More elaborate hackery would need a *character* SRFI, with routines for
encoding and decoding characters; that's beyond the scope of SRFI-14.

I append the spec for UNICODE-RANGE->CHAR-SET below. Comments?
    -Olin

unicode-range->char-set  lower upper [error? base-cs] -> char-set
unicode-range->char-set! lower upper  error? base-cs  -> char-set
    Returns a character set containing every character whose Unicode
    code lies in the half-open range [LOWER,UPPER).

    The [LOWER,UPPER) range must lay completely within the general Unicode
    space: 0 <= LOWER <= UPPER <= 2^32 - 1. If the requested range includes
    unassigned Unicode values, these are silently ignored (the current Unicode
    specification has "holes" in the space of assigned codes). If the
    requested range includes "private" or "user space" codes, these are
    handled in an implementation-specific manner; however, a Unicode-based
    Scheme implementation should pass them through transparently.

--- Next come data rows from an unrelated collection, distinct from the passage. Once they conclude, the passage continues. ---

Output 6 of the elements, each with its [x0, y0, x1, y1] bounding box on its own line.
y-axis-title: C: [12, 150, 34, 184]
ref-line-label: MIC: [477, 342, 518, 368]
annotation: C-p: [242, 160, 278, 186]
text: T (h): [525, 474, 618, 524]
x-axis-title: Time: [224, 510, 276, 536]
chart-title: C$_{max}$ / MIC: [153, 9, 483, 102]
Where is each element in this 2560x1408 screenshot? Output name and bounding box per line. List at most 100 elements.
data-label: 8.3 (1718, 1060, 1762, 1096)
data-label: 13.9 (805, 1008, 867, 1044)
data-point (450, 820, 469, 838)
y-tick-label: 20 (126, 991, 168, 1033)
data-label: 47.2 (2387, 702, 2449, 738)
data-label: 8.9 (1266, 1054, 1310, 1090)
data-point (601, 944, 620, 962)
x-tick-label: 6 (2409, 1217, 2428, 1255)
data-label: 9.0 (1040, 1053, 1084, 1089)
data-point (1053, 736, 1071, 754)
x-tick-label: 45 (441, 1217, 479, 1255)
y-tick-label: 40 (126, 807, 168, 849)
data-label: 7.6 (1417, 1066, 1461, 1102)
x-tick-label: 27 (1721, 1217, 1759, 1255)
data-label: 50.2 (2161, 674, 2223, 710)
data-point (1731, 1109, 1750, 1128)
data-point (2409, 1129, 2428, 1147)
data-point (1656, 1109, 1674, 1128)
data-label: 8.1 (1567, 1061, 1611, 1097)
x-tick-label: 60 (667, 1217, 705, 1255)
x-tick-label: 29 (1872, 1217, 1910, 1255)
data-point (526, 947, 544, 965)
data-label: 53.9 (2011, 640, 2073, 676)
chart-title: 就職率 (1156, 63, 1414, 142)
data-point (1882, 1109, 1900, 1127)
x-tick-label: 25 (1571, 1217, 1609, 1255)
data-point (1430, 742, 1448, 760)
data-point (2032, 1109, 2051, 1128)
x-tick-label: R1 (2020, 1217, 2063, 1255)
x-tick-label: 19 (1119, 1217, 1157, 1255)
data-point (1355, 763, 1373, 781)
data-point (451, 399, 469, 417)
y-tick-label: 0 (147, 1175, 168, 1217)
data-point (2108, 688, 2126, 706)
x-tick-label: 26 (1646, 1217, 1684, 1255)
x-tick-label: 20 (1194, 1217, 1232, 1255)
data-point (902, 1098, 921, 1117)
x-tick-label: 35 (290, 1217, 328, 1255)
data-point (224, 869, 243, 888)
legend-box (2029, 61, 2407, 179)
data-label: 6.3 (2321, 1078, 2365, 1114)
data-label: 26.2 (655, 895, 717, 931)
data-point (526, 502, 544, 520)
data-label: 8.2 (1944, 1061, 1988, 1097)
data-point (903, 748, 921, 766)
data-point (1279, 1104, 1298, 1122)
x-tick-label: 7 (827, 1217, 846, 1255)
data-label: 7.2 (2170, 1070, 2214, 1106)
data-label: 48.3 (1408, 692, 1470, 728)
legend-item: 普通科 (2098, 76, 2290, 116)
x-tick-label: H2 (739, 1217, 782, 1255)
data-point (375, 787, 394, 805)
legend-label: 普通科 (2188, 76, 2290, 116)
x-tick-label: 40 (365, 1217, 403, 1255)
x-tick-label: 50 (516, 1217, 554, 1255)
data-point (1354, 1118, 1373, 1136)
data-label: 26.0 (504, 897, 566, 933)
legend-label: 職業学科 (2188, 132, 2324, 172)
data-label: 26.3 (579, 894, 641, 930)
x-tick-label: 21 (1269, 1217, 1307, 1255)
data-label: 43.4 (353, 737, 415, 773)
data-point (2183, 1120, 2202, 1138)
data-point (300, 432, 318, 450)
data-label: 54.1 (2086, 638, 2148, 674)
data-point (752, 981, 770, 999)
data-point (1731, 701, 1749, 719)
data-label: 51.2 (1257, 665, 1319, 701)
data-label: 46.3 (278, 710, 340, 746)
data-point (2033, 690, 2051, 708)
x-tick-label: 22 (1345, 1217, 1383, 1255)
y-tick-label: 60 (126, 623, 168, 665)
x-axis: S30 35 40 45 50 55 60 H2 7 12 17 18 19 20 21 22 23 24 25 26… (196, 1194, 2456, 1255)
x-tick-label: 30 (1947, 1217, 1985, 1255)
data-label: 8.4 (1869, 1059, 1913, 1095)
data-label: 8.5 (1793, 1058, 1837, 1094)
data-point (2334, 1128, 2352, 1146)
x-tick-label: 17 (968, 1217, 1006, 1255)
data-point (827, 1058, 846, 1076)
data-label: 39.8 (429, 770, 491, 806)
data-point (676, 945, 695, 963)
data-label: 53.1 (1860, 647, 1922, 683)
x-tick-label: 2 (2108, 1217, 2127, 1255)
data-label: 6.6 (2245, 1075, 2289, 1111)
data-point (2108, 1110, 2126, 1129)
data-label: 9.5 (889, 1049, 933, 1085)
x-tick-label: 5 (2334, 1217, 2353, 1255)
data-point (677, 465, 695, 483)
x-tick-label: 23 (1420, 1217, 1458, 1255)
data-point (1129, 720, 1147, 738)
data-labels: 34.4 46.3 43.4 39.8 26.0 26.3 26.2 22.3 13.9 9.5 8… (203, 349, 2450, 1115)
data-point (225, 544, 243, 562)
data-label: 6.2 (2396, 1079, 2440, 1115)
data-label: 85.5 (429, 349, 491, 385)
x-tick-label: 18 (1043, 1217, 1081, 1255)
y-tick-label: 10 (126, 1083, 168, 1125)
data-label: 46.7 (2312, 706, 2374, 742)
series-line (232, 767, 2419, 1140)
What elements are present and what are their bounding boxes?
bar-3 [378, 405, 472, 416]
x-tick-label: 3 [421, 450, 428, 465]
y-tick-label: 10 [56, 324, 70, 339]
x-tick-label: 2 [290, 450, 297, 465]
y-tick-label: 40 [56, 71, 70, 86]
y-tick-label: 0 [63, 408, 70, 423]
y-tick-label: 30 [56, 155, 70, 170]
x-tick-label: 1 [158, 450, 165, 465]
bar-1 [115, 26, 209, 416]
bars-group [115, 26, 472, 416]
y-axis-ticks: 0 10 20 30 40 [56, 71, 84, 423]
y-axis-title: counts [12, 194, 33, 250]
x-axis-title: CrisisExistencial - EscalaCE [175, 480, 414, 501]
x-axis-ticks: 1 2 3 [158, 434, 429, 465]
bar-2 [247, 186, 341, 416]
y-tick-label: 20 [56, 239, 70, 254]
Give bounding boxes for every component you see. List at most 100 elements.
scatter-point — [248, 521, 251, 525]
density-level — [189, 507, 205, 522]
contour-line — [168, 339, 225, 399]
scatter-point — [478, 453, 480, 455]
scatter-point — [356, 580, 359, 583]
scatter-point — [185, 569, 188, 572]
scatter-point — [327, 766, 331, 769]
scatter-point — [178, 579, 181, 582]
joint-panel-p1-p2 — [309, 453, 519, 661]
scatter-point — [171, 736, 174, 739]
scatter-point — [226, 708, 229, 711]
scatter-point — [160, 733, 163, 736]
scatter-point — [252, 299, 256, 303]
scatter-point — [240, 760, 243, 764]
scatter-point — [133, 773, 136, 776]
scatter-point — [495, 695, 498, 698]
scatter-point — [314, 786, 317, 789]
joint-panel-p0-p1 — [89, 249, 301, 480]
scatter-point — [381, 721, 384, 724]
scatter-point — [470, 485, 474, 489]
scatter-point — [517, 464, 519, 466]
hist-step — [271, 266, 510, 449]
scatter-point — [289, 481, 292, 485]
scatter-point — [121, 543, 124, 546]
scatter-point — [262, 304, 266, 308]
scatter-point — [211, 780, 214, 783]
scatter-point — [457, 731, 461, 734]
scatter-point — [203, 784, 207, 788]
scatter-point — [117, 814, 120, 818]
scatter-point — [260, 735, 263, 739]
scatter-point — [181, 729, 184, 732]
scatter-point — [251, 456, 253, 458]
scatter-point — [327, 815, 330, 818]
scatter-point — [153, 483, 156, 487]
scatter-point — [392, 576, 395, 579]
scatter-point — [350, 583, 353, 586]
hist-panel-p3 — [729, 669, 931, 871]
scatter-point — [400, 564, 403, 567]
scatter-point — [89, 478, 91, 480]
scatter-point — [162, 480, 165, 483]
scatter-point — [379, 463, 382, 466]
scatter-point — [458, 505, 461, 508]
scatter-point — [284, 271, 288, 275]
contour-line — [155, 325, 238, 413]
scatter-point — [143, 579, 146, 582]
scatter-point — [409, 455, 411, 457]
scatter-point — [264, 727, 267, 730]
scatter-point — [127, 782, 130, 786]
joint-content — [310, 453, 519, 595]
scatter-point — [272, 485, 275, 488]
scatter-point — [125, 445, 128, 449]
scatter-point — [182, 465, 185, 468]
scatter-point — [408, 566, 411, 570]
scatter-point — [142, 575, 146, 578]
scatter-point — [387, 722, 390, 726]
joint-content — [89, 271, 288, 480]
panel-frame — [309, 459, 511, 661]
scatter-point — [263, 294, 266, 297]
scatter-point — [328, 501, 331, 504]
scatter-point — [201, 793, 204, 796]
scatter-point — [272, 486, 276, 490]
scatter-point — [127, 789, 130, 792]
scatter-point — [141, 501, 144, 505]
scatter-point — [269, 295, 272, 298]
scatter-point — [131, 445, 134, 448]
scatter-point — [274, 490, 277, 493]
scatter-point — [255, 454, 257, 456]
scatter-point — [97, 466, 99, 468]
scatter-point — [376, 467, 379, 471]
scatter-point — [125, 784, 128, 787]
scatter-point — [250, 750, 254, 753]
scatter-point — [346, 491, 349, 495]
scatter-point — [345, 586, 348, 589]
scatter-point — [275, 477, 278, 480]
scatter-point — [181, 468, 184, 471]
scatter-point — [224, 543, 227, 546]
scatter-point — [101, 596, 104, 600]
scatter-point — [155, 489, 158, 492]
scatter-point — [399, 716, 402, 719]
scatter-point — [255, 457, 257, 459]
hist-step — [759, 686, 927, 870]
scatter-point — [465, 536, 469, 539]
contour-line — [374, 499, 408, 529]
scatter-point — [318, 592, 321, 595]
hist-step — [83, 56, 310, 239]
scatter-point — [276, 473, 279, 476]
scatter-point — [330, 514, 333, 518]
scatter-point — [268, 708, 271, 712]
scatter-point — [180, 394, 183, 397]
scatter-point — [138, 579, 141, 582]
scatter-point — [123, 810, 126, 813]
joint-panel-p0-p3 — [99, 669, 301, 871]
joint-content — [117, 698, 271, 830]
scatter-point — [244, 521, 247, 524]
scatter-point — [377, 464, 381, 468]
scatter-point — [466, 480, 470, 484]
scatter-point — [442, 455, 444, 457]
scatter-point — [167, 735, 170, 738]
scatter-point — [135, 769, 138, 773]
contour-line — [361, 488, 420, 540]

    If any code from the requested range specifies a valid, assigned Unicode
    character but has no corresponding representative in the implementation's
    character type, then (1) an error is raised if ERROR? is true, and (2) the
    code is ignored if ERROR? is false (the default). This might happen, for
    example, if the implementation uses ASCII characters, and the requested
    range includes non-ASCII characters.

    If character set BASE-CS is provided, the characters specified by the
    range are added to it. UNICODE-RANGE->CHAR-SET! is allowed, but not
    required, to side-effect and reuse the storage in BASE-CS;
    UNICODE-RANGE->CHAR-SET produces a fresh character set.

    Note that ASCII codes are a subset of the Latin-1 codes, which are in turn
    a subset of the 16-bit Unicode codes, which are themselves a subset of the
    32-bit Unicode codes. We commit to a specific encoding in this routine,
    regardless of the underlying representation of characters, so that client
    code using this library will be portable. I.e., a conformant Scheme
    implementation may use EBCDIC or SHIFT-JIS or even 6BIT to encode
    characters; it must simply map the Unicode characters from the given range
    into the native representation (when possible).